In a way, Deerhunter couldn’t be further from Trent Reznor, first because its members have a sense of humor; they seem like kids playing dress up rather than real rock stars. Reznor merges with his persona, while Deerhunter stomp on the Internet-muted line between character and narrator. Cox himself epitomizes this Internet age – he actually is famous, but he is also a sick kid shopping at Target with his mom, and he feels compelled to present all sides of himself to whoever may be watching – kind of like that Gawker chick.

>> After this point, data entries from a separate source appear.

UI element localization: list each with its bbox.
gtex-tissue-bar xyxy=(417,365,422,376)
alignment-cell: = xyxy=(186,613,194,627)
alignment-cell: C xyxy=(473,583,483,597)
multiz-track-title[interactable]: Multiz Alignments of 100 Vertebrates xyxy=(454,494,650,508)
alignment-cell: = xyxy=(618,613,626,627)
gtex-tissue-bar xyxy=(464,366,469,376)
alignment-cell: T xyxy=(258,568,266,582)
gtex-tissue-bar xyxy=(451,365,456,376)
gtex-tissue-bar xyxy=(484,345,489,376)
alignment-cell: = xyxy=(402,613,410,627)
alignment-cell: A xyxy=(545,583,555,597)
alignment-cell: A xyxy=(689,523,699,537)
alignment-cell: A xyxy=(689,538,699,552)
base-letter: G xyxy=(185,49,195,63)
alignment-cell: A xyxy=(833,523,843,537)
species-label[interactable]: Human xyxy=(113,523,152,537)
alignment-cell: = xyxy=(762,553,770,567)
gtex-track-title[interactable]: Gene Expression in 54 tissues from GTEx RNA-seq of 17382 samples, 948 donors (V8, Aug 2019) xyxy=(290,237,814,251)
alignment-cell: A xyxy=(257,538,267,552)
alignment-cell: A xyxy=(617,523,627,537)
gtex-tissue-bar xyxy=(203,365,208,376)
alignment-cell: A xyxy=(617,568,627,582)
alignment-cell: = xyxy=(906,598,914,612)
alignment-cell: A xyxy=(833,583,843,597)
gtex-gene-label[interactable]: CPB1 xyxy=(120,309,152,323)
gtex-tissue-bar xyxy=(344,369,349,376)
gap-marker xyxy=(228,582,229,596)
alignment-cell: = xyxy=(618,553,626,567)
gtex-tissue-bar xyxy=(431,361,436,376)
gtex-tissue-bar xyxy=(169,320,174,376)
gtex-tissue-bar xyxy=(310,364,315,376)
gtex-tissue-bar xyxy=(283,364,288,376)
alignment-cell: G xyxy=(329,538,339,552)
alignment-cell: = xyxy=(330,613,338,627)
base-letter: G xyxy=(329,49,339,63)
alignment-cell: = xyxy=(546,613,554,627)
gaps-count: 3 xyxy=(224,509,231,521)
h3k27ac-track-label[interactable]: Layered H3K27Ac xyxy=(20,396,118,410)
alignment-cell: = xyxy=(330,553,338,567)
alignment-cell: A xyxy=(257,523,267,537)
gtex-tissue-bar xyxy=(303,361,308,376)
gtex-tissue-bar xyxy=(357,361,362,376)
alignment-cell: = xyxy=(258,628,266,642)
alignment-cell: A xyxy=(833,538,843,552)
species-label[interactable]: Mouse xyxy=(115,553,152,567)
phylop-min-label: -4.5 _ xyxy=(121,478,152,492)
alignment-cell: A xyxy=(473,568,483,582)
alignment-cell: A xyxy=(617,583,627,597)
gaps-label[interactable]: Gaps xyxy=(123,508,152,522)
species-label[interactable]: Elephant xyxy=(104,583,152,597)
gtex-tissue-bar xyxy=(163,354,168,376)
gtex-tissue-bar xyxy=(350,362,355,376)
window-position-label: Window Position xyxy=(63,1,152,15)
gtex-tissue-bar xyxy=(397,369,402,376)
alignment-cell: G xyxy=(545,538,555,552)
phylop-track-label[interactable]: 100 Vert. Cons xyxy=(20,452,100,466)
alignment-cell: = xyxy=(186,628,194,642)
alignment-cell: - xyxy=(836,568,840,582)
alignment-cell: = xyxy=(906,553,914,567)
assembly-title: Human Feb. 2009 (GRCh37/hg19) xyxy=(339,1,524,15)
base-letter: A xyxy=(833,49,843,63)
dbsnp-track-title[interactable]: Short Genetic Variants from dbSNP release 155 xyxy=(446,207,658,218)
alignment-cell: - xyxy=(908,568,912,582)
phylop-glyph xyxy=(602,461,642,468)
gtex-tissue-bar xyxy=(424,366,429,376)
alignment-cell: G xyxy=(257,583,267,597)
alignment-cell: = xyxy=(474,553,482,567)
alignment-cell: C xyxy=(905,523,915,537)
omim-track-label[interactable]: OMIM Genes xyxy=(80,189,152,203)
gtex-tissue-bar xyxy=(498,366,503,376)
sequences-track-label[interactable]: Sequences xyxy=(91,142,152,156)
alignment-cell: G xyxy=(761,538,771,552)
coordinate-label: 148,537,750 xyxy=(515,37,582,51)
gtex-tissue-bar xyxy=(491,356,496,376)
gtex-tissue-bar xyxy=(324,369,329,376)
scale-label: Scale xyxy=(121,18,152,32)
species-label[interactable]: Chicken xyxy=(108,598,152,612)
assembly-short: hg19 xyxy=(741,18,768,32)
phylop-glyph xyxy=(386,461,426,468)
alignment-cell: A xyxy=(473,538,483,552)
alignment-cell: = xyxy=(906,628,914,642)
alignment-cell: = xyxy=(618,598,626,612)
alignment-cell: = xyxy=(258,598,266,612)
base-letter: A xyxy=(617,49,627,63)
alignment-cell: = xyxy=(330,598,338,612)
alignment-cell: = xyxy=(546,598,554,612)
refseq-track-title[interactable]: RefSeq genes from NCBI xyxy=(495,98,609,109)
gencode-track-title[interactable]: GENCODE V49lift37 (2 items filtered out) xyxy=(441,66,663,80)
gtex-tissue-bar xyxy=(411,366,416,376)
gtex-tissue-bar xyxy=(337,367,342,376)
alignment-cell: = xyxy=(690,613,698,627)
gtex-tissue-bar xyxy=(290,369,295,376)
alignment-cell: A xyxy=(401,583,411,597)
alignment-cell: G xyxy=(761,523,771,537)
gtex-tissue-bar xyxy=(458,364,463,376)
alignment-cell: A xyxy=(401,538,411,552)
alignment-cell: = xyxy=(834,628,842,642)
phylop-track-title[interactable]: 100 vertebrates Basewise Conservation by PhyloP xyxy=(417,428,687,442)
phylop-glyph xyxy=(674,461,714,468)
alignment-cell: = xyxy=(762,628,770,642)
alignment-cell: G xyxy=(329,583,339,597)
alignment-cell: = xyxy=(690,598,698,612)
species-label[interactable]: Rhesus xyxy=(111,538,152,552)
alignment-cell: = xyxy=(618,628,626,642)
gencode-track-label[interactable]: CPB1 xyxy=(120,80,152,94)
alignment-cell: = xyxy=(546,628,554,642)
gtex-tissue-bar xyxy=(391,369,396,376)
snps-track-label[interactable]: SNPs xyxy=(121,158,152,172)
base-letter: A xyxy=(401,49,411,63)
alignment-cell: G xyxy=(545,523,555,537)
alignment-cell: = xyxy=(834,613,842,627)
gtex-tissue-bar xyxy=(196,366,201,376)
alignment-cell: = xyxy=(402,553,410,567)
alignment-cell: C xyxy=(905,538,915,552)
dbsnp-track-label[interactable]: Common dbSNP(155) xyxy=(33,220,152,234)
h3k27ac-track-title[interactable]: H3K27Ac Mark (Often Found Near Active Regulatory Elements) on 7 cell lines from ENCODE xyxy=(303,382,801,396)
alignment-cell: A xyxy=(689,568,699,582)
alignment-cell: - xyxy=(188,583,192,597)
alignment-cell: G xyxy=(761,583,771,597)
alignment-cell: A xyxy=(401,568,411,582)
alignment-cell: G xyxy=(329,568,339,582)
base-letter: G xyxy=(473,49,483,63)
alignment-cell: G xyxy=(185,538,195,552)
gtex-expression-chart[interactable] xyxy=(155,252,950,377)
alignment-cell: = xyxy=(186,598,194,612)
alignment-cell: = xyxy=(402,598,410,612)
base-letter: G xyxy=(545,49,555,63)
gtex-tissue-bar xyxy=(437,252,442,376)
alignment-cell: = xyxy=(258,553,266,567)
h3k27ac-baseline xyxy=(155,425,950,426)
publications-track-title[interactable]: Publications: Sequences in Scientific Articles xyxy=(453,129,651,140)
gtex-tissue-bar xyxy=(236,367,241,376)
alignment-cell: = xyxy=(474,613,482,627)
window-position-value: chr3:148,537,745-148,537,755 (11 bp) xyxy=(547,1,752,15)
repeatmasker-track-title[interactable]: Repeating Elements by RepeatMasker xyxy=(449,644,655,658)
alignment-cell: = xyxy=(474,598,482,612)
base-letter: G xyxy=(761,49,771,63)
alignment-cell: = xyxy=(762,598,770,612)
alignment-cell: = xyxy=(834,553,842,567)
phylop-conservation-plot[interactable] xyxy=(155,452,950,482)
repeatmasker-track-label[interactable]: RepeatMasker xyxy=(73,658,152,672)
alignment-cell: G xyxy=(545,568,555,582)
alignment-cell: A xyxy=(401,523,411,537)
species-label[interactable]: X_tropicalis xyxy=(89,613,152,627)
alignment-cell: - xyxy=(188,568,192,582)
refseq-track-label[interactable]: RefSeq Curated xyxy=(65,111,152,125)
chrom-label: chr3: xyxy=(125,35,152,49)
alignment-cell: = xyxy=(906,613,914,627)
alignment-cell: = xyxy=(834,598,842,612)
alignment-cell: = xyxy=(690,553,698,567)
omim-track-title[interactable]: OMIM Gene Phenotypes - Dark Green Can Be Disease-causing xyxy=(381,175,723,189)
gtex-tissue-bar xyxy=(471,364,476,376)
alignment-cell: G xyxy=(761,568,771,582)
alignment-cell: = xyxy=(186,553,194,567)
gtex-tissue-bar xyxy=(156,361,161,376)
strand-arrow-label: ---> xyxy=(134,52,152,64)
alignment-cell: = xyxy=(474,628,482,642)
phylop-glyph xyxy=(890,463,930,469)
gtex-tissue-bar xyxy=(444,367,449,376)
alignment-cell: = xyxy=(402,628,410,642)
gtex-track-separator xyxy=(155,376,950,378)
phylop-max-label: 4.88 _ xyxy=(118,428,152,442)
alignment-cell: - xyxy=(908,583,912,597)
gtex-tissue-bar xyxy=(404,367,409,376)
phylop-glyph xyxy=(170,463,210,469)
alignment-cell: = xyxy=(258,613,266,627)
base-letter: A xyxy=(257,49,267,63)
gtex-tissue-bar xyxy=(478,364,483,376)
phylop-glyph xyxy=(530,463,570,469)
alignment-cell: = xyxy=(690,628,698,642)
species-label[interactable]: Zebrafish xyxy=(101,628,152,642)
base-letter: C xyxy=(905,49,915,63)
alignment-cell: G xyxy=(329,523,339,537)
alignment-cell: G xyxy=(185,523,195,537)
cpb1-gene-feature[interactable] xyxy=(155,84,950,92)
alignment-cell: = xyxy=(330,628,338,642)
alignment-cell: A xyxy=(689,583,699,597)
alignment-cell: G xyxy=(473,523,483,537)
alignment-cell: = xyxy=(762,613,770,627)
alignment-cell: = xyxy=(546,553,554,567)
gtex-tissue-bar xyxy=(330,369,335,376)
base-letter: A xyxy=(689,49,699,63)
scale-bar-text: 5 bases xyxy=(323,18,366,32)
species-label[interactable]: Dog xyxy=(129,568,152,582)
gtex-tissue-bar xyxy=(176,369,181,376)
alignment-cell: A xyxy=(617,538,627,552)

But instead of analyzing his self-obsession, Cox heightens the nervy feeling of constructing a shrine to oneself – something we all recognize from updating our profiles – to absurdity.
One’s mid-20s is a second adolescence, and it’s basically really shitty trying to figure out how to be a person all over again. Identity seems more fluid the second time around without bumper sticker sentiment and clique identity to hang on to. In this confusion, reliving teenage jams is palliative. Only a new band with new songs can let us hear what Surfer Rosa and Meat Puppets II sounded like for the first time. Microcastle is an ode to, and a commentary on, that sound, a coming of age that revisits the past in order to break with it.
Tripping Daisy nostalgia music could obviously be so lame, but the project’s honesty saves it. The music doesn’t go far enough – it’s too restrained and mellow – but the point of view is crystal clear. This is alternative rock clinically perfected in a perpetual adolescence.